I'll present two recent research projects from my group. (They're unrelated, except that I'm excited about both of them. One was selected to be an oral presentation at NIPS, the other was rejected from the conference. See if you can guess which was which.) (1) Analysis of Contour Motions, by Ce Liu, William Freeman, and Edward Adelson. A reliable motion estimation algorithm must function under a wide range of conditions. One regime, which we consider here, is the case of moving objects with contours but no visible texture. It is difficult to determine the reliability of motion from local measurements, since seemingly reliable local motion evidence can result from both real and spurious features. We propose a novel approach that derives global motion estimates by utilizing information from three levels of contour analysis: edgelets, boundary fragments and contours.
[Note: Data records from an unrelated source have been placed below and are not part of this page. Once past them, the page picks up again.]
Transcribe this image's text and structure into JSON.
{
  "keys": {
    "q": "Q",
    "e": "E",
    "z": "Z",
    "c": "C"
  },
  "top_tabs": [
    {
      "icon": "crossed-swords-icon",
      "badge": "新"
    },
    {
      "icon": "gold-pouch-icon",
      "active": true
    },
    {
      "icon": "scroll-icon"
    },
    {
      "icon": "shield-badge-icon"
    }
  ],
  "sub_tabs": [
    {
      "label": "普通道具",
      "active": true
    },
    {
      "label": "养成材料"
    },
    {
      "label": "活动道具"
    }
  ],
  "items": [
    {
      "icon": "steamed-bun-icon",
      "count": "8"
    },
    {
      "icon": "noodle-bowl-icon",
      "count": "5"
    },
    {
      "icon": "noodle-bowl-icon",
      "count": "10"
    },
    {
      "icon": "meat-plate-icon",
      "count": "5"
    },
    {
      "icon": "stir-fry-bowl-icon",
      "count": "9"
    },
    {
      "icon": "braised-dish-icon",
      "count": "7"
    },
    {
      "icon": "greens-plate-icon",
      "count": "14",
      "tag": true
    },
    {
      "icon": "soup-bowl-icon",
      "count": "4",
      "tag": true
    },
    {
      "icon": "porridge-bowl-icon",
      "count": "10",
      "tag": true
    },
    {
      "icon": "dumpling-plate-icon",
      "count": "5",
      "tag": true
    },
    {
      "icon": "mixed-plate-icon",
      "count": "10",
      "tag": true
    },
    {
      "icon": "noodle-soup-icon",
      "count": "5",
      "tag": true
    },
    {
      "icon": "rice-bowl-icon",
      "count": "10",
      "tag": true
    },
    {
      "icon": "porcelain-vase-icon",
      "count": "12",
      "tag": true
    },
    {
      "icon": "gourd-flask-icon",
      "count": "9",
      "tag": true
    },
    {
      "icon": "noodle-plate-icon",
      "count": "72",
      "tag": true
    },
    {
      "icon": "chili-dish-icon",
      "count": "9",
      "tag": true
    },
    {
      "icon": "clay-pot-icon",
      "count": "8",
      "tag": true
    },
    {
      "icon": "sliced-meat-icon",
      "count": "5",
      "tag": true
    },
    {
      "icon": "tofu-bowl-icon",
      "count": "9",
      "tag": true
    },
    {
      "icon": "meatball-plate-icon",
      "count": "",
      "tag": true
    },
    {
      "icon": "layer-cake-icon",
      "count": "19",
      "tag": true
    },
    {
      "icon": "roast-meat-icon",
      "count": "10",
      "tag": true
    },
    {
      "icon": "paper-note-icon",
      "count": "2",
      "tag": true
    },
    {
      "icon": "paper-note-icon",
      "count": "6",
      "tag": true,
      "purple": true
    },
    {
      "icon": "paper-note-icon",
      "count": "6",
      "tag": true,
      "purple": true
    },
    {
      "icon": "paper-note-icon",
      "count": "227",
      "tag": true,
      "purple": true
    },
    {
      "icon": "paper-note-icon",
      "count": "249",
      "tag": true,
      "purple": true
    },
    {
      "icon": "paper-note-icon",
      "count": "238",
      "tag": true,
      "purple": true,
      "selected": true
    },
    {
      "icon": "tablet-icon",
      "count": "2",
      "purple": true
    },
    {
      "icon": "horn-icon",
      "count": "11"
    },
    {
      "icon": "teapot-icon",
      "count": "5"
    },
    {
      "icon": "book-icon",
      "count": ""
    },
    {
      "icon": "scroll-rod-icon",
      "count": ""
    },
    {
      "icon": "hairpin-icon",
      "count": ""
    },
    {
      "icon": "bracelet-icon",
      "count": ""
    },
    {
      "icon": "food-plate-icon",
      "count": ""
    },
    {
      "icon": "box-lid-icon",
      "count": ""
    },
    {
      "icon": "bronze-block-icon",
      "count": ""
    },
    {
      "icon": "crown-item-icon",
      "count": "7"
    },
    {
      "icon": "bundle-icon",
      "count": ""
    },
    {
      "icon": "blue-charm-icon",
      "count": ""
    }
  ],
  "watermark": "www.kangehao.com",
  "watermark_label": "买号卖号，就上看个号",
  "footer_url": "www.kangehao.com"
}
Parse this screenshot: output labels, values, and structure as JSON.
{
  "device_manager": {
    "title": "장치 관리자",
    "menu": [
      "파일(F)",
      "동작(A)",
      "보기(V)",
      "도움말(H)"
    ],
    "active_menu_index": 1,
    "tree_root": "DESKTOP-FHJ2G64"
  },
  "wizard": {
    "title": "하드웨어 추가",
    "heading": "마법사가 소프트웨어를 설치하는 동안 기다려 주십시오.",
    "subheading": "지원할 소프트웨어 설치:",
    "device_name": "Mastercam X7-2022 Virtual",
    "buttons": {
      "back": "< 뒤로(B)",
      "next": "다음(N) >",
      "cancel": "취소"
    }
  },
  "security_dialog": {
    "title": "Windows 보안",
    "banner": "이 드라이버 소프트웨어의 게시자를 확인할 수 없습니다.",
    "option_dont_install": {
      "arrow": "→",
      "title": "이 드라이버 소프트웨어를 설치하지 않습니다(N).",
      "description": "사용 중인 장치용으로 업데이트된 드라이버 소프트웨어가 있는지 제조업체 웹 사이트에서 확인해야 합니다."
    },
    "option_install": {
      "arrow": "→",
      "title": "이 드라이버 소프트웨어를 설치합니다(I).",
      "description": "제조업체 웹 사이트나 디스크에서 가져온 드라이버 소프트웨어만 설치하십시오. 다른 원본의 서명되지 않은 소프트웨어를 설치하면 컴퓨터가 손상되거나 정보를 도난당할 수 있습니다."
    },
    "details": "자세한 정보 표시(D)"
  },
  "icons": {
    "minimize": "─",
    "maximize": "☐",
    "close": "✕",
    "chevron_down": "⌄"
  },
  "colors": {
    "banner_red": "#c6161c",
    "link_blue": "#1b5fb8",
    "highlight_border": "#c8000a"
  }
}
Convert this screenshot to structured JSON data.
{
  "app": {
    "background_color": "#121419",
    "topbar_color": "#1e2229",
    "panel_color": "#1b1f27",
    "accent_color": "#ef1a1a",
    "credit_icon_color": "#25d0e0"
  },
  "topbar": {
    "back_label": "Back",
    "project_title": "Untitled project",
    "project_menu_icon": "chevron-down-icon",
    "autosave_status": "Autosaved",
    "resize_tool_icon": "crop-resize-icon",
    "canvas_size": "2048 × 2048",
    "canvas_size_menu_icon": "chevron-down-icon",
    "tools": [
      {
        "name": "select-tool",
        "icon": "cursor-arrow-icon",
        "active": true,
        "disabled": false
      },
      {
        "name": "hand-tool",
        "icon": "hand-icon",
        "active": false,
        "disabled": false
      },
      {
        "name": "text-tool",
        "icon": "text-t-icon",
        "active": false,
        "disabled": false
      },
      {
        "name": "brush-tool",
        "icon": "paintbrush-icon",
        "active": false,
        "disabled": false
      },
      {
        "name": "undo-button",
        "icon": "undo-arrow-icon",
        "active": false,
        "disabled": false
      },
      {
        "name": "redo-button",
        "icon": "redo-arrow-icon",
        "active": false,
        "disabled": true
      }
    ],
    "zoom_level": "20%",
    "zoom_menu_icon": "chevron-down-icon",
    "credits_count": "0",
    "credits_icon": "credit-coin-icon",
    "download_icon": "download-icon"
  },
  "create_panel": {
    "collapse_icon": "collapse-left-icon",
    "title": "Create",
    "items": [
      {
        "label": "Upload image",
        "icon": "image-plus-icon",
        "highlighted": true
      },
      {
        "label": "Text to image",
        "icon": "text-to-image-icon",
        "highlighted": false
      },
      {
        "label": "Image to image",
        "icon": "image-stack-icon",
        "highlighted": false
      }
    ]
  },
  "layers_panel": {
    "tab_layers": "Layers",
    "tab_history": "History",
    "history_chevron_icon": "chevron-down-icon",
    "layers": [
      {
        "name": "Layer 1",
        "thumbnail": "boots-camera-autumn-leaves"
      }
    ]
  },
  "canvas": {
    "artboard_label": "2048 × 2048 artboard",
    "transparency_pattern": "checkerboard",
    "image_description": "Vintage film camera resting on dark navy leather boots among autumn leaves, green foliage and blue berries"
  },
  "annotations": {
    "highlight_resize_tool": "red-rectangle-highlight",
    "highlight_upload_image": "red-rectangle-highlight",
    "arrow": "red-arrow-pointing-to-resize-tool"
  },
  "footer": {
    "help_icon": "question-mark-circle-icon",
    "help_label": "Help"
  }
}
Our system is successfully applied to both synthetic and real video sequences containing high-contrast boundaries and textureless regions. The system produces good motion estimates along with properly grouped and completed contours. (2) Random Lens Imaging, by Antonio Torralba, Rob Fergus, and William Freeman. We call a random lens one for which the function relating the input light ray to the output sensor location is pseudo-random. Imaging systems with random lenses can expand the space of possible camera designs, allowing new trade-offs in optical design and potentially adding new imaging capabilities. Machine learning methods are critical for both camera calibration and image reconstruction from the sensor data. We develop the theory and compare two different methods for calibration and reconstruction: an MAP approach, and basis pursuit from compressive sensing. We show proof-of-concept experimental results from a random lens made from a multi-faceted mirror, showing successful calibration and image reconstruction. We illustrate the potential for super-resolution and 3D imaging.